The World Series of Beach Volleyball is taking over Long Beach! Thursday’s competition includes Men & Women Main Draw Pool Play, and AAU Junior Nationals. The free action begins at 9 a.m. and ends at 7 p.m.
Friday finds FIVB Women’s & Men’s Pool Play and AAU Junior National Championships until 6 p.m., while Saturday features FIVB Men’s Quarterfinals, Women’s Semifinals, Women’s 3rd place match, as well as the Women’s Finals.
Then a big Sunday offers the Men’s Bronze Match, Men’s Finals, and AAU Junior National Championships. The big show ends at 5 p.m.
Tickets are FREE Thursday and Friday, $10 Saturday and Sunday.
Tom Feuer fills us in about the World Series
“Two plus weeks until the World Championships in Vienna, Austria and two huge tournaments remain: The FIVB World Series of Beach Volleyball this week in Long Beach, and an FIVB four star event in Olsztyn, Poland. Long Beach’s tournament format is quite interesting, and innovative, featuring a USA vs World format.
Eight teams from each gender from the USA and an additional eight international doubles squads will vie in separate pools starting Thursday, with women’s and some men’s quarterfinals on Friday, women’s semis and finals on Saturday and men’s semis and finals on Sunday.
The fields in Long Beach are superb. Seven of the eight quarterfinal teams from the FIVB five star event in Gstaad which concluded Sunday will be playing including both men’s (Phil Dalhausser/Nick Lucena) and women’s winners (Chantal Laboureur and Julia Sude of Germany) and the runners-up in Brasil’s Larissa Franca and Talita Antunes and the young Polish duo of Bartosz Losiak and Piotr Kantor.
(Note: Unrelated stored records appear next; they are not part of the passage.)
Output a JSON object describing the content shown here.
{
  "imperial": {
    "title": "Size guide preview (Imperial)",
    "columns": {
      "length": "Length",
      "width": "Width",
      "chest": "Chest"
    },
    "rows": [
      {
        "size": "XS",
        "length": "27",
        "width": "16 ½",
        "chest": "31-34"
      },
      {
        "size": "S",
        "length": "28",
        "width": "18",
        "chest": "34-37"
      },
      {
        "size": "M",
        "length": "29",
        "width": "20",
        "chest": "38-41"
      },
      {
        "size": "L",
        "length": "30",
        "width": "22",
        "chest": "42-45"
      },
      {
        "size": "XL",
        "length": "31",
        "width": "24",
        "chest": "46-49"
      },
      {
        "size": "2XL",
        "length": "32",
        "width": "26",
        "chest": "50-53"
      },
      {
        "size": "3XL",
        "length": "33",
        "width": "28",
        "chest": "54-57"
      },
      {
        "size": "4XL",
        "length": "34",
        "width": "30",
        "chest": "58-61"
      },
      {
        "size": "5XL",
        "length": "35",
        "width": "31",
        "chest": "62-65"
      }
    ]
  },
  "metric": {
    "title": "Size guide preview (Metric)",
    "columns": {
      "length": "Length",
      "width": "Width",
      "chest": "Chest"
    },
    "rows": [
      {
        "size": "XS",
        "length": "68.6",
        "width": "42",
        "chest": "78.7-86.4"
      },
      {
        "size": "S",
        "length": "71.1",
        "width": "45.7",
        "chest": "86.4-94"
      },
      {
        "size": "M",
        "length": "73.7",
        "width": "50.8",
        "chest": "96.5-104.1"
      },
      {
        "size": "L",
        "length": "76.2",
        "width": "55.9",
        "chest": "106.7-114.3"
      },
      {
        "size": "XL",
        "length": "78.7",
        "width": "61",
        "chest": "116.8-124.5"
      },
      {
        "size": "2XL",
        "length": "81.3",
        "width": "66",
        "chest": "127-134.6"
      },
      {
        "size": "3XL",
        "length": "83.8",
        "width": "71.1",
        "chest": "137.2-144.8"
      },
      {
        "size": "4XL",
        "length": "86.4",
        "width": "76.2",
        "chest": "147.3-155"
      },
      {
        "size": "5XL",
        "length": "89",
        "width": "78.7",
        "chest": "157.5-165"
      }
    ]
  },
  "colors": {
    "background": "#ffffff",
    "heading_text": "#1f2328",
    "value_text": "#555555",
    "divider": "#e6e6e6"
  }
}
For Dalhausser, who was born in Baden, Switzerland, this is the fourth time he has won at Gstaad. No other player has won there more than twice. Phil and Nick breezed through this tournament with no match even going three games. A similar track record exists in the four years of the Long Beach FIVB stop as Dalhausser has won twice and finished runner-up twice. To say he and Lucena are the favorites would be an understatement.
On the women’s side it is “go time” for Kerri Walsh Jennings and Nicole Branagh. They have precious few tourney matches under their belts, but Long Beach with its pool play format featuring USA teams in one pool and the international outfits in the other, will afford them the opportunity to sharpen their game.
Another team to watch closely will be the defending Olympic champion German team of Laura Ludwig and Kira Walkenhorst. Ludwig, who spent time training in Manhattan Beach with Walsh Jennings this past Spring, is recovering slowly from shoulder surgery. Meanwhile, Walkenhorst has had to contend with her own shoulder problems. When they have played together this year they have managed only a fifth and two ninths.
Labourer and Sude have usurped the gold medalists in their own country this season, as aside from their big win in Gstaad they have a third and two fifths on the FIVB circuit. They have something to prove this season as they lost out at the 11th hour to Karla Borger and Britta Buthe for the “second” German spot in Rio behind the gold medalists. Last year Labourer and Sude won the bronze in Long Beach.
Another point of interest will be to see all the top USA teams duke it out in pool play in both genders after a season which has seen a lot of tour “swapping” between events on the FIVB and AVP circuits. Now everyone will be at home playing with the FIVB ball and FIVB rules and I would imagine that the domestic competition will be spirited at the very least.
Aside from Dalhausser and Lucena, only two American men’s teams have played for podiums in major international events this season. Ryan Doherty and John Hyden with a fourth in Fort Lauderdale back in February and Theo Brunner and Casey Patterson garnering the same placement in Rio de Janeiro in May. Doherty and Hyden were the second best U.S. team in Gstaad as well finishing fifth. Doherty’s size and Hyden’s savvy make them a tough out. Aside from a bad finish in Porec, where they were jetting in from Seattle, this team has really been good and gone under the radar.
Taylor Crabb and Jake Gibb appear poised to breakthrough on the FIVB with three fifths and a ninth. Crabb, “undersized” at 6-0, continues to get better but it is always tough internationally on the “little” guy who must play error free offense against the giants. The pressure is immense to continuously sideout. Crabb has gotten better in those tight situations as evidenced by his win on the AVP New York City tour stop.